La résistance au changement est toujours, ou la plupart du temps, affectée d’une valeur négative. Résister au changement, cela va de soi dans certains discours, c’est indifféremment s’opposer au progrès, aux évolutions naturelles et « pragmatiques » de la société, c’est se satisfaire de la situation actuelle, pourtant insatisfaisante, c’est vouloir rester dans le passé, ne pas vouloir remettre en cause les acquis. Dans ce jugement concernant les positionnements sur les changements, il y a un implicite sinon un impensé : le changement est progrès. Ce qui est perçu par certains comme régression, retour en arrière, est perçu par d’autres comme une avancée, un état meilleur.
Ce discours de
changement/progrès est tenu de manière plus qu’incidente dans le secteur social
et médico-social, surtout par les porteurs des politiques publiques et les
managers : directions, cadres de siège et cadres de proximité. La lenteur
des évolutions des offres de service est attribuée à la résistance des
professionnels, comme si ceux-ci faisaient le choix de ne pas adhérer aux
progrès que permet l’évolution de l’offre. Dans une telle analyse lapidaire, rarement
est interrogé en quoi consiste et vers où va le changement auquel l’on devrait
adhérer, selon la plus grande des rationalités. Dans la critique de la
résistance au changement, il y a l’évidence que le changement est nécessaire, implicitement
dans une direction voulue d’en haut.
Dans l’injonction
de l’évolution de l’offre de service, il y aurait peut-être plusieurs
registres, qui mériteraient d’être élucidés. L’évolution de l’offre de service
s’attache aussi bien à l’action proprement dite auprès des usagers qu’à
« l’organisation administrative » des actions concernées. Du côté de
l’action des professionnels, il s’agit du travail concret, de l’accompagnement
et des manières de le concevoir, et en particulier de viser un « travail
bien fait ». Dans ce registre, il est des pratiques dont il faut
impérativement se départir (objet d’un changement par conséquent), en ce
qu’elles ne respectent pas les personnes concernées : manifestations de
maltraitance, hyper-protection, manque de soins, ignorance des libertés de
choix et d’autodétermination, maintien de la ségrégation…Sur ces changements, chez
les professionnels, il n’y a pas résistance (sauf peut-être à la marge) :
ils sont soucieux de « bien faire », d’investir le travail
relationnel, d’investir l’autonomie des personnes. Les préoccupations des
professionnels concernant les droits des personnes, leur liberté, leur
autodétermination, leur participation sociale, constituent des piliers de
l’exercice professionnel, et témoignent de l’adhésion à des changements.
Ces postures
favorables au changement se trouvent en écart avec d’autres injonctions au
changement, toujours au nom de l’évolution de l’offre de service. Celle-ci est
en effet une modification de la nature de ce que « produisent » les
professionnels : les accompagnements sont transformés en marchandises.
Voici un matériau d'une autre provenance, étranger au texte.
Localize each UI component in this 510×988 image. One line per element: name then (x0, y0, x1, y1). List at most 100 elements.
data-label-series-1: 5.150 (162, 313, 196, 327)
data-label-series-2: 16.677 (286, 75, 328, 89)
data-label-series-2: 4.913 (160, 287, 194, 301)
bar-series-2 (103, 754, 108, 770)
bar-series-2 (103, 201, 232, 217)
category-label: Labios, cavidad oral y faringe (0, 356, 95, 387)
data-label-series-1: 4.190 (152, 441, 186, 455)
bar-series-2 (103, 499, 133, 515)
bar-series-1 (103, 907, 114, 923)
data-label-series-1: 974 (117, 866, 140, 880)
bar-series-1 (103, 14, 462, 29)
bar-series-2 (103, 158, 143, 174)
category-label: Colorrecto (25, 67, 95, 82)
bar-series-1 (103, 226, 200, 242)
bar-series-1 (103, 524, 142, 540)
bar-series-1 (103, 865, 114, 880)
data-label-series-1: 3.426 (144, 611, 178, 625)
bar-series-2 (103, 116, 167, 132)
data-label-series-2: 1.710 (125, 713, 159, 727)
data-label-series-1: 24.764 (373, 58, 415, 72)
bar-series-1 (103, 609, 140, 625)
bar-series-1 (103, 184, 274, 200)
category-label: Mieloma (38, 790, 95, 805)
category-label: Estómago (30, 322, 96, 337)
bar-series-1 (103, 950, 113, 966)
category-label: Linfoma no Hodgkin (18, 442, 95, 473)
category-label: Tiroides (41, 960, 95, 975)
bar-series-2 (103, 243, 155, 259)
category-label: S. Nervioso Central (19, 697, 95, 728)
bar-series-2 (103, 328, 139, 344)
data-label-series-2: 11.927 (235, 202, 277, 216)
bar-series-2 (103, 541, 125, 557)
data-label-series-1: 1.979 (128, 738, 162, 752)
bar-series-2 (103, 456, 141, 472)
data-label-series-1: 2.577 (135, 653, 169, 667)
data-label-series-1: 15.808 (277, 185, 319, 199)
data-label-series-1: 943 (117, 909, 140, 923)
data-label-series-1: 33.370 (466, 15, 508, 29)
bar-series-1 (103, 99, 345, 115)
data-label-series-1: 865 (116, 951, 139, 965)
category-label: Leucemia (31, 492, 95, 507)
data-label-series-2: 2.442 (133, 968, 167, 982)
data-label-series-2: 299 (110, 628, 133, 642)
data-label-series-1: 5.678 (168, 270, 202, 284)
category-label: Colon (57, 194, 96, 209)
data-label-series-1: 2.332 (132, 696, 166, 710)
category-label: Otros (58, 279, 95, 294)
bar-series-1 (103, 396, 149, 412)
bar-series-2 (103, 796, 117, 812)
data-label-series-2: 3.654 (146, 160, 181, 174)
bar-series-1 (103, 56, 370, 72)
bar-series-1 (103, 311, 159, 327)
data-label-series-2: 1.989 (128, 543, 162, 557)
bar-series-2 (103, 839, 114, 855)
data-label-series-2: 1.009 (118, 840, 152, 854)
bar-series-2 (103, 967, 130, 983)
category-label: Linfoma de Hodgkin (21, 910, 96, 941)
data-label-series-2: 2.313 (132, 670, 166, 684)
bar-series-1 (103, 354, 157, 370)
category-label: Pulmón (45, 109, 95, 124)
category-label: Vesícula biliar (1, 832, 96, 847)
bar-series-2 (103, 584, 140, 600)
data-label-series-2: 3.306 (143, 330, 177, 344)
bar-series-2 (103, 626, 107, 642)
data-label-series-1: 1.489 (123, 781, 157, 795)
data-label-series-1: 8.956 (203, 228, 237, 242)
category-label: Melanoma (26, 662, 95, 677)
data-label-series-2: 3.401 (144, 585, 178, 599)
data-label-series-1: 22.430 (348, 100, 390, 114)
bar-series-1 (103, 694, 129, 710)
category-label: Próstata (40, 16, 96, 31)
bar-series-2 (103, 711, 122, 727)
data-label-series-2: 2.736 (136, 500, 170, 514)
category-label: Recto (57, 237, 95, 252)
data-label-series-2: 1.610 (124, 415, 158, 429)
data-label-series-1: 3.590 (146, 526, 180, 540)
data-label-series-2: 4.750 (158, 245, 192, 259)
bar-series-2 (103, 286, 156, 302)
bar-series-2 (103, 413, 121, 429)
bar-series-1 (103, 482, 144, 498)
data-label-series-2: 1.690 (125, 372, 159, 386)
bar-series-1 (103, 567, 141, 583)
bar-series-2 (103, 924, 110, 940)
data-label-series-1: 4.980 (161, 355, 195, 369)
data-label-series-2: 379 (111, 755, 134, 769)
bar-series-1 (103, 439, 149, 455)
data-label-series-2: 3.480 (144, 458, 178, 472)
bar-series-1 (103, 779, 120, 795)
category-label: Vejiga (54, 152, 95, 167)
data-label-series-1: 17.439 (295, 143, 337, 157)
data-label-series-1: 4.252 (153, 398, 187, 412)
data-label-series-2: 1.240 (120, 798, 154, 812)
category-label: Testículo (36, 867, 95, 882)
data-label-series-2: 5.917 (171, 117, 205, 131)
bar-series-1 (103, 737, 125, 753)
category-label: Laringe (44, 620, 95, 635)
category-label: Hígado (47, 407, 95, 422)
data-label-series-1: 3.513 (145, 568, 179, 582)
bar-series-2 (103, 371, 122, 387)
Ils
deviennent des prestations mises sur le marché, en concurrence avec d’autres
offres. Comme toute mise sur le marché, les prestations se doivent d’être
contrôlées, validées en qualité, mesurées, évaluées selon des critères
observables et mesurables. Cette conception « institutionnelle » qui
réduit les interventions à une somme d’actes, s’oppose à une conception portée
par les professionnels, reposant sur la primauté de caractéristiques
relationnelles, dont une grande partie n’est pas quantifiable en termes
d’efficience.
C’est peut-être là qu’il y a des malentendus : la résistance des professionnels à la marchandisation (pour dire rapidement) est généralisée à une résistance de principe, contribuant à une dévalorisation de leurs compétences et de leurs postures professionnelles, là où ils ne résistent, et avec raison, qu’à une évolution qui se situe dans u registre marchand qui ne prend en compte que des critères « industriels », en ignorant ce qui fait légitimement leur cœur de métier, à savoir la relation interpersonnelle (celle-ci rentre difficilement dans le marché !)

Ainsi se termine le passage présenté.